The earnest music was perfectly suited to match the mood. On the program, Whitacre paired his pieces with others by his American forebears, a sort of catalog of influences. Aaron Copland’s “Old American Songs” for choir and orchestra opened the concert. Aside from some brassy sound effects in the playful “I bought me a cat,” Copland did little to dress up the folk tunes, instead building simple and sturdy arrangements. Whitacre wisely stepped out of the way and led a performance that was clean of sentimentality.
The mood darkened heavily with “Mid-Winter Songs,” by Morten Lauridsen, Whitacre’s tonal godfather. Lauridsen chose to set the music to disarmingly personal love poems by Robert Graves, blowing up the author’s emotions to billboard size with monolithic chords and thunderous percussion. Even with an impassioned performance by the orchestra and choir, the anguished narrator drowned in orchestration. Whitacre also included Samuel Barber’s “Knoxville: Summer 1915,” a piece whose elegant craftsmanship Whitacre agonized over while studying at the Juilliard School. Soprano soloist Hila Plitmann, Whitacre’s wife, worked hard to send James Agee’s stream-of-consciousness text to the back of the hall, but was too glam to project the girl-next-door vibe the piece feeds on.
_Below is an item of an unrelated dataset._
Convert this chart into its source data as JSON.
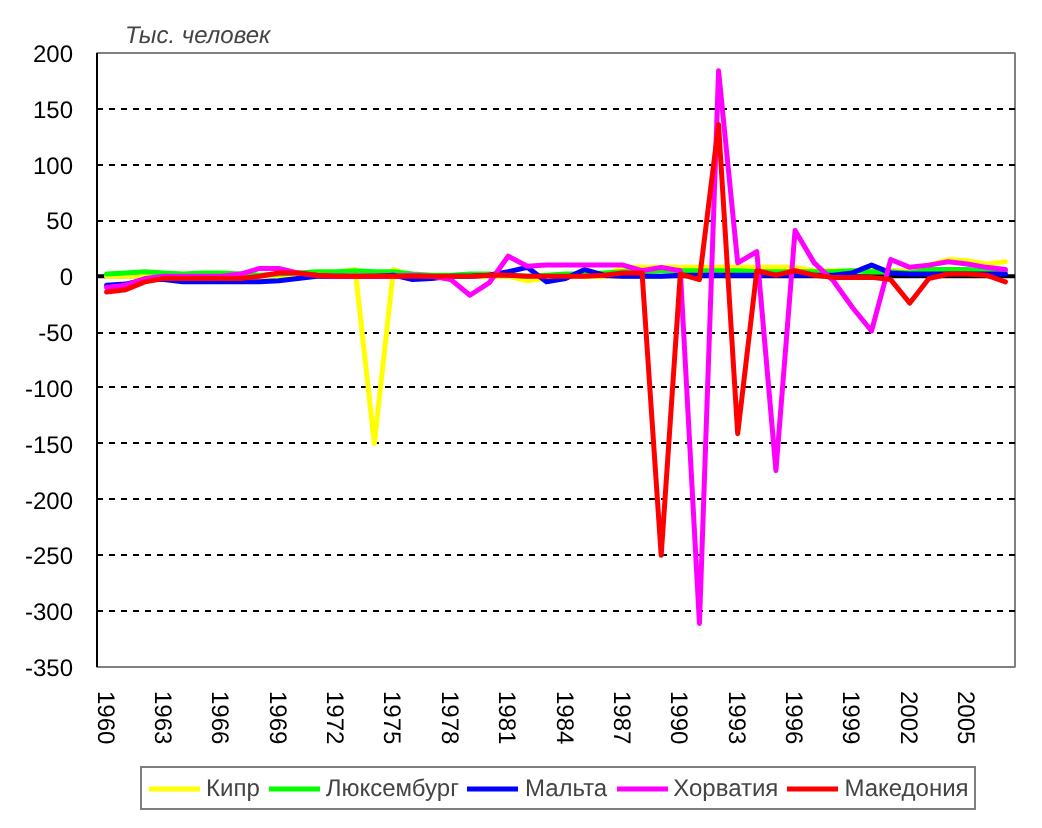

Because the concert was also a British coming-out party, the program was filled with several of Whitacre’s million-dollar pieces. “Water Night,” “Sleep,” and “Lux Aurumque” certainly fit that bill, washing the audience in milky tone clusters that were never dissonant enough to offend the audience. “Rak HaHatchala,” a set of five Hebrew love songs with lyrics by Plitman, was more agile than the others. The troubadour melodies were not weighed down by harmonies here, instead quietly pushed along by a tambourine.
But the centerpiece of the program was Whitacre’s new commission for the LSC, “Songs of Immortality,” featuring dark, reflective poems by Dylan Thomas and Emily Dickinson. It was a deeply personal work for Whitacre, completed while his father suffered through severe health issues. The optimistic major keys of “Sleep” and “Lux Aurumque” were replaced by ambiguously minor modes, while the burbling orchestral writing gave the choral parts tense momentum. “Immortality” isn’t going to be another gold-selling composition for Whitacre, but that’s a good thing. The piece shows that Whitacre can do more than sweetly beguile an audience, that there is dark substance beneath the innocent exterior of both the man and his music.